The work consists of a prologue and two main sections; the first advances the philosophical thesis while the second illustrates the points made using examples drawn from 2 Maccabees (principally, the martyrdom of Eleazer and the Maccabeean youths) under Antiochus IV Epiphanes. The last chapters concern the author’s impressions drawn from these martyrdoms. The work thus appears to be an independent composition to 1 Maccabees and 2 Maccabees, merely drawing on their descriptions to support its thesis.
It was composed originally in the Greek language, “very fluently… and in a highly rhetorical and affected Greek style.” (Stephen Westerholm).
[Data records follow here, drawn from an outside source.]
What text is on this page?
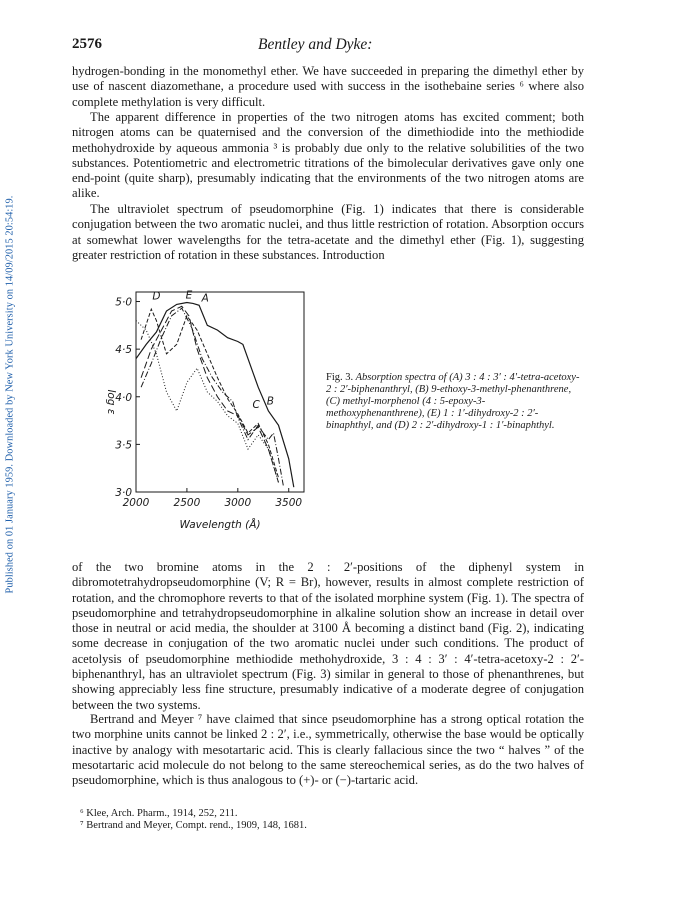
Published on 01 January 1959. Downloaded by New York University on 14/09/2015 20:54:19.
2576	Bentley and Dyke:

hydrogen-bonding in the monomethyl ether. We have succeeded in preparing the dimethyl ether by use of nascent diazomethane, a procedure used with success in the isothebaine series ⁶ where also complete methylation is very difficult.

The apparent difference in properties of the two nitrogen atoms has excited comment; both nitrogen atoms can be quaternised and the conversion of the dimethiodide into the methiodide methohydroxide by aqueous ammonia ³ is probably due only to the relative solubilities of the two substances. Potentiometric and electrometric titrations of the bimolecular derivatives gave only one end-point (quite sharp), presumably indicating that the environments of the two nitrogen atoms are alike.

The ultraviolet spectrum of pseudomorphine (Fig. 1) indicates that there is considerable conjugation between the two aromatic nuclei, and thus little restriction of rotation. Absorption occurs at somewhat lower wavelengths for the tetra-acetate and the dimethyl ether (Fig. 1), suggesting greater restriction of rotation in these substances. Introduction

5·0
4·5
4·0
3·5
3·0
2000 2500 3000 3500
D E A
C B
Wavelength (Å)
log ε

Fig. 3. Absorption spectra of (A) 3 : 4 : 3′ : 4′-tetra-acetoxy-2 : 2′-biphenanthryl, (B) 9-ethoxy-3-methyl-phenanthrene, (C) methyl-morphenol (4 : 5-epoxy-3-methoxyphenanthrene), (E) 1 : 1′-dihydroxy-2 : 2′-binaphthyl, and (D) 2 : 2′-dihydroxy-1 : 1′-binaphthyl.

of the two bromine atoms in the 2 : 2′-positions of the diphenyl system in dibromotetrahydropseudomorphine (V; R = Br), however, results in almost complete restriction of rotation, and the chromophore reverts to that of the isolated morphine system (Fig. 1). The spectra of pseudomorphine and tetrahydropseudomorphine in alkaline solution show an increase in detail over those in neutral or acid media, the shoulder at 3100 Å becoming a distinct band (Fig. 2), indicating some decrease in conjugation of the two aromatic nuclei under such conditions. The product of acetolysis of pseudomorphine methiodide methohydroxide, 3 : 4 : 3′ : 4′-tetra-acetoxy-2 : 2′-biphenanthryl, has an ultraviolet spectrum (Fig. 3) similar in general to those of phenanthrenes, but showing appreciably less fine structure, presumably indicative of a moderate degree of conjugation between the two systems.

Bertrand and Meyer ⁷ have claimed that since pseudomorphine has a strong optical rotation the two morphine units cannot be linked 2 : 2′, i.e., symmetrically, otherwise the base would be optically inactive by analogy with mesotartaric acid. This is clearly fallacious since the two “ halves ” of the mesotartaric acid molecule do not belong to the same stereochemical series, as do the two halves of pseudomorphine, which is thus analogous to (+)- or (−)-tartaric acid.

⁶ Klee, Arch. Pharm., 1914, 252, 211.

⁷ Bertrand and Meyer, Compt. rend., 1909, 148, 1681.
According to some scholars, the last chapter shows signs of later addition to the work, though this was disputed by the 19th century authors of the Jewish Encyclopedia. The dispute is based on the weak ending the book would have without the “added” chapter, as well as arguments based on style. The change of direction with chapter 17 supports the view of the work as a homily held before a Greek-speaking audience on the feast of Hanukkah, as advanced by Ewald and Freudenthal, where this would be a rhetorical element to draw the listeners into the discourse. Others hold that a homily would have to be based on scriptural texts, which this work is only loosely.